We see that in keeping with the earlier forecast, using only the historical data suggests a further downward trend for the median weekly earnings for each category except for BHD -- persons with Bachelors or Higher Degree. 

We will now generate a forecast using both the historical data and forecasts for the labor force data.

In [60]:
#### METHOD (II) ####
forecast_years = np.array(range(2021,2031))
mwe_forecast_yrs = np.hstack((full_mwe_years, forecast_years))
num_forecast_steps = 10

lhs_mwe_mean, lhs_mwe_dist = generate_forecast(lhs_mwe_model_reg, 
                                                       lhs_mwe_var_post_reg,
                                                       lhs_mwe_trunc,
                                                       num_forecast_steps)
plot_forecast_future(lhs_mwe_dist, mwe_forecast_yrs, lhs_mwe_full, 
                     'LHS Median Weekly Earnings')

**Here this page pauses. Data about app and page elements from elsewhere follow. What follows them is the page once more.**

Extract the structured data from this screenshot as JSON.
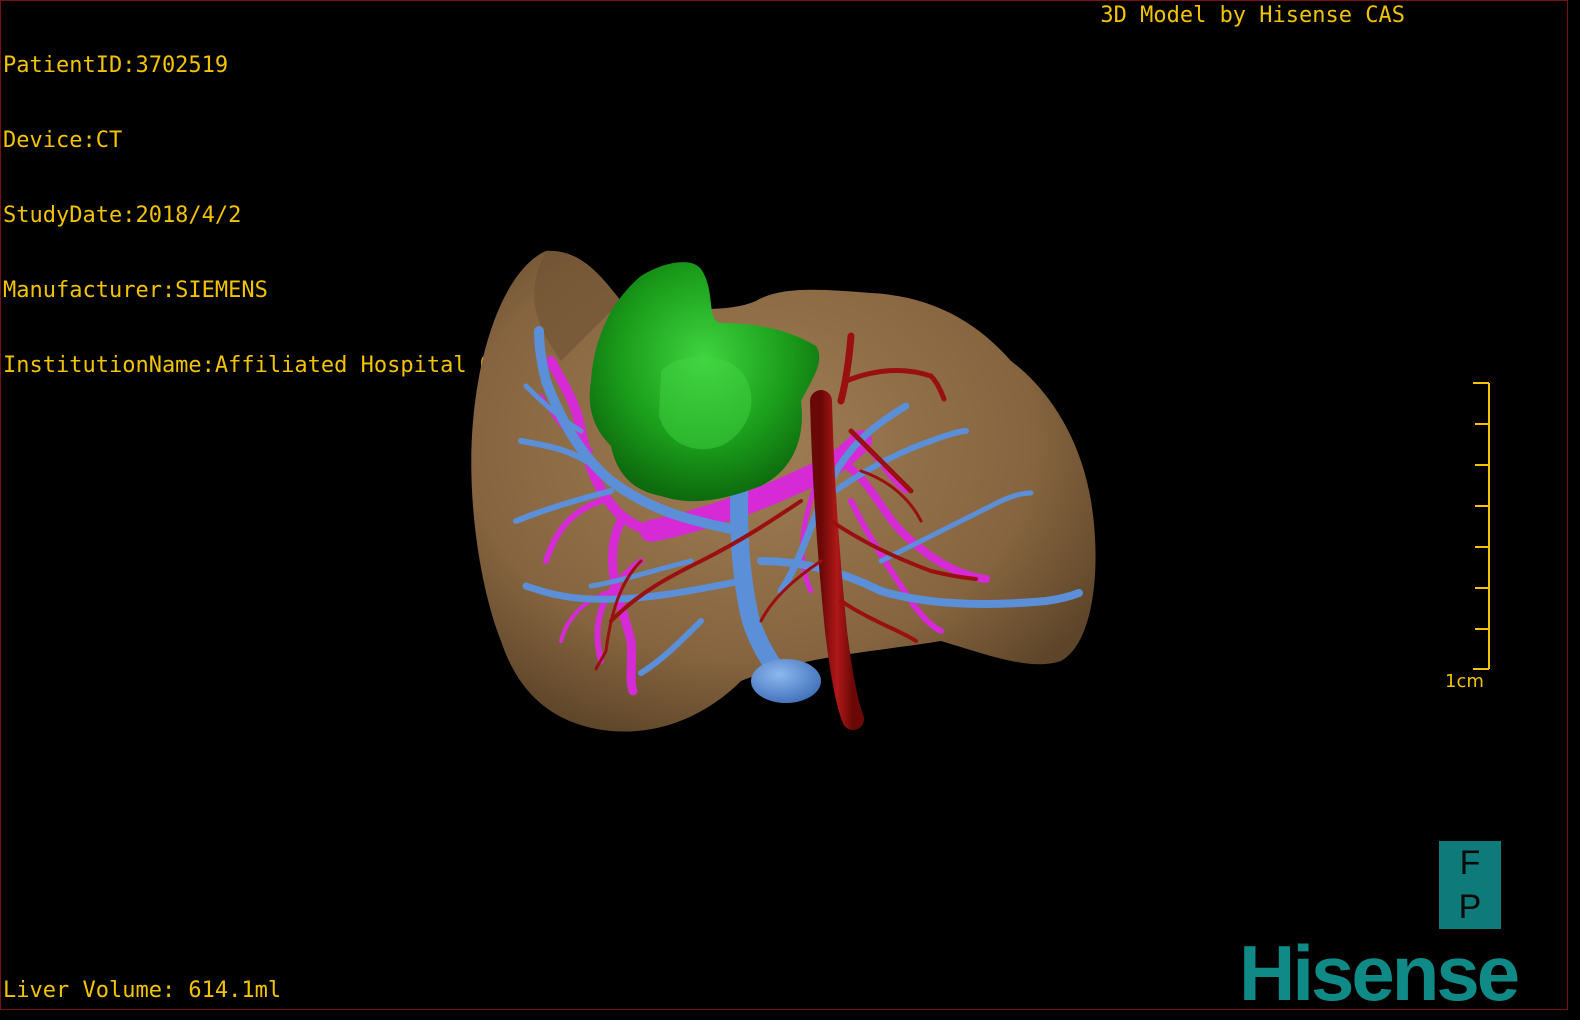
{
  "patient_info": {
    "patient_id": "PatientID:3702519",
    "device": "Device:CT",
    "study_date": "StudyDate:2018/4/2",
    "manufacturer": "Manufacturer:SIEMENS",
    "institution": "InstitutionName:Affiliated Hospital Qingdao University-C"
  },
  "brand_title": "3D Model by Hisense CAS",
  "liver_volume": "Liver Volume: 614.1ml",
  "scale_bar": {
    "label": "1cm"
  },
  "orientation": {
    "top": "F",
    "bottom": "P"
  },
  "logo": "Hisense",
  "colors": {
    "text": "#f2c300",
    "liver": "#8a6a45",
    "tumor": "#1fa51f",
    "hepatic_vein": "#5b8fd8",
    "portal_vein": "#d62ad6",
    "artery": "#9a1010",
    "brand": "#0f8a86"
  }
}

hsg_mwe_mean, hsg_mwe_dist = generate_forecast(hsg_mwe_model_reg, 
                                                       hsg_mwe_var_post_reg,
                                                       hsg_mwe_trunc,
                                                       num_forecast_steps)
plot_forecast_future(hsg_mwe_dist, mwe_forecast_yrs, hsg_mwe_full, 
                     'HSG Median Weekly Earnings')


cad_mwe_mean, cad_mwe_dist = generate_forecast(cad_mwe_model_reg, 
                                                       cad_mwe_var_post_reg,
                                                       cad_mwe_trunc,
                                                       num_forecast_steps)
plot_forecast_future(cad_mwe_dist, mwe_forecast_yrs, cad_mwe_full, 
                     'CAD Median Weekly Earnings')


bhd_mwe_mean, bhd_mwe_dist = generate_forecast(bhd_mwe_model_reg, 
                                                       bhd_mwe_var_post_reg,
                                                       bhd_mwe_trunc,
                                                       num_forecast_steps)
plot_forecast_future(bhd_mwe_dist, mwe_forecast_yrs, bhd_mwe_full, 
                     'BHD Median Weekly Earnings')

Using the Labor force data forecasts, we see an upward trend for the median weekly earnings for all categories except LHS (persons with Less than a High School graduation). However, the HSG and CAD categories show a stagnation of the median weekly earnings after a few years, and it is only the BHD category which shows a continous upward trend for the next decade. 

The conclusion is that for persons without a bachelors degree, earnings are going to stagnate or decrease in the coming years. This suggests that the government must try to make college education accessible to all.